GUIGNES, Chrétien Louis-Joseph de

Voyage à Peking, Manille, et l'ile de France faits dans l'intervalle des années 1784 à 1801

Paris, Imprimerie Impériale, 1808

L'UN DES MEILLEURS RÉCITS DE VOYAGE EN CHINE : UN GRAND CLASSIQUE.

BEL EXEMPLAIRE TRÈS BIEN RELIÉ À L’ÉPOQUE EN DEMI MAROQUIN VERT, EN RELIURE UNIFORME, ET PROVENANT D’UNE BIBLIOTHÈQUE ARISTOCRATIQUE DU MIDI

ÉDITION ORIGINALE

3 volumes in-8 (198 x 128mm) et un volume d'Atlas in-folio (430 x 270mm)
COLLATION : 3 f.n.ch. iii-lxiii (1)-439, 3 f.n.ch. 3-476 pp., 2 f.n.ch., (2)-488
ILLUSTRATION : 98 planches et cartes (dont la planche 93bis) gravées sur cuivre sous la direction de Jacques-Eustache de Sève. Les illustrations sont gravées sur 66 feuillets dont : 28 à pleine page, 5 cartes dont 3 dépliantes et un plan dépliant de Macao

RELIURES UNIFORMES DE L'ÉPOQUE. Dos longs et coins de maroquin verts, décor richement doré, plats de papier marbré vert avec filets dorés en bordure
PROVENANCE : Aimé Jacques de Poulhariez de Saint-André de Foucaud, marquis de Cavanac (ex-libris). Riche et importante famille du Languedoc ; cette importante bibliothèque fut vendue à la mort de ce dernier marquis en 1849, “à son de trompe et par le ministère d’un commissaire-priseur” (Répertoire des travaux de la société de statistique de Marseille, vol. 28, p. 198)

Quelques rares rousseurs d’usage

Chrétien Louis-Joseph de Guignes (1759-1845), fils de Joseph de Guignes (1720-1800) - brillant sinologue du XVIIIe siècle et académicien français -, résida plus de dix-sept ans en Chine, de 1784 à 1801. Il fut, en premier lieu, Résident de France et consul à Canton. Puis, de 1794 à 1795, il accompagna comme interprète l'ambassade hollandaise d'Isaac Titsingh auprès de la Cour de l'empereur Quianlong. Il traversa ainsi toute la Chine, du sud au nord (cf. les cartes 93 et 93bis de l'Atlas), à l'occasion de l'anniversaire du soixantième anniversaire du règne de Quianlong.
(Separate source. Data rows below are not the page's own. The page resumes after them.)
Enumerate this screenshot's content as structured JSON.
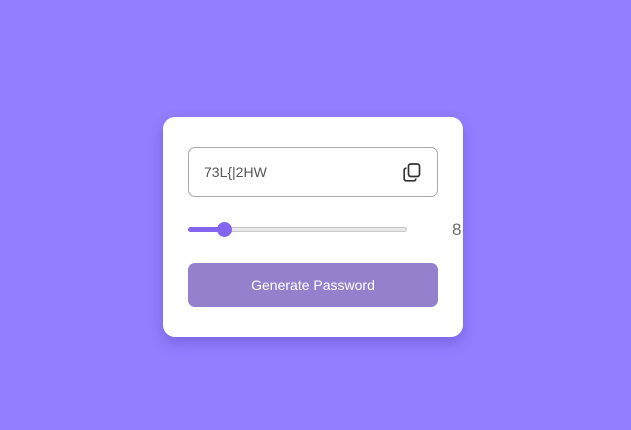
{
  "generator": {
    "password_value": "73L{|2HW",
    "copy_icon": "copy-icon",
    "length": {
      "value": "8",
      "min": 4,
      "max": 32,
      "current": 8
    },
    "generate_label": "Generate Password"
  },
  "colors": {
    "background": "#927eff",
    "card": "#ffffff",
    "accent": "#8465f0",
    "button": "#9480cc"
  }
}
À cette époque, la Chine avait rompu ses relations avec l'Angleterre l'année précédente, suite à l'affront de Lord Macartney lors de sa réception par l'Empereur. Elle lui préférait désormais les Hollandais qui furent fêtés au Vieux Palais d'Eté (cf. t. III, pp. 155-173). Hasard de l'histoire, ce sera la dernière fois qu'une mission diplomatique européenne pourra voir ce célèbre palais avant sa destruction en 1860 lors de la seconde guerre de l'Opium.   

Le Voyage à Peking de Chrétien de Guignes est, avec les ouvrages de Macartney et de Staunton, l'un des meilleurs livres de voyage illustrés consacrés à la Chine en cette fin du XVIIIe siècle. À ce titre, il structura, avec ces deux autres textes, la vision occidentale de la Chine à l'âge du romantisme.

Guignes s'est fondé sur son propre journal d'un séjour de dix-sept ans. À son retour à Paris, il fit graver ses propres dessins comme le mentionnent les nombreuses planches de l'Atlas : Deguignes fecit. On y découvre ainsi un splendide panorama encyclopédique de la Chine éternelle : architecture, jardins, fêtes (dont la célèbre planche de la Fête chinoise qui a lieu en Automne), processions funéraires, théâtres, vues du Palais, marchés, arcs de triomphe, ponts et tours, lacs, pagodes, costumes militaires, moulins à eau ou à vent, pêcheurs, cimetières, monuments, maisons de campagnes, fleurs et démons, plans de Macao, etc... Le système chinois de notation musicale est lui-même représenté par une planche.

Les caractères chinois imprimés dans les volumes de texte furent gravés sur bois sous la direction d'un autre grand sinologue de l'époque, Étienne Fourmont. On raconte que Chrétien de Guignes aurait lui-même aquarellé un exemplaire destiné à l'empereur Chia-ch'ing.

RÉFÉRENCES : Monglond VII, 1138-1140, pour le détail minutieux de l'iconographie -- Cordier, Sinica, 2351 -- Schlup, Levant, 2009, pp. 222-249 -- Broc, La Géographie des philosophes, 1975, pp. 329-332 -- Chadenat 590.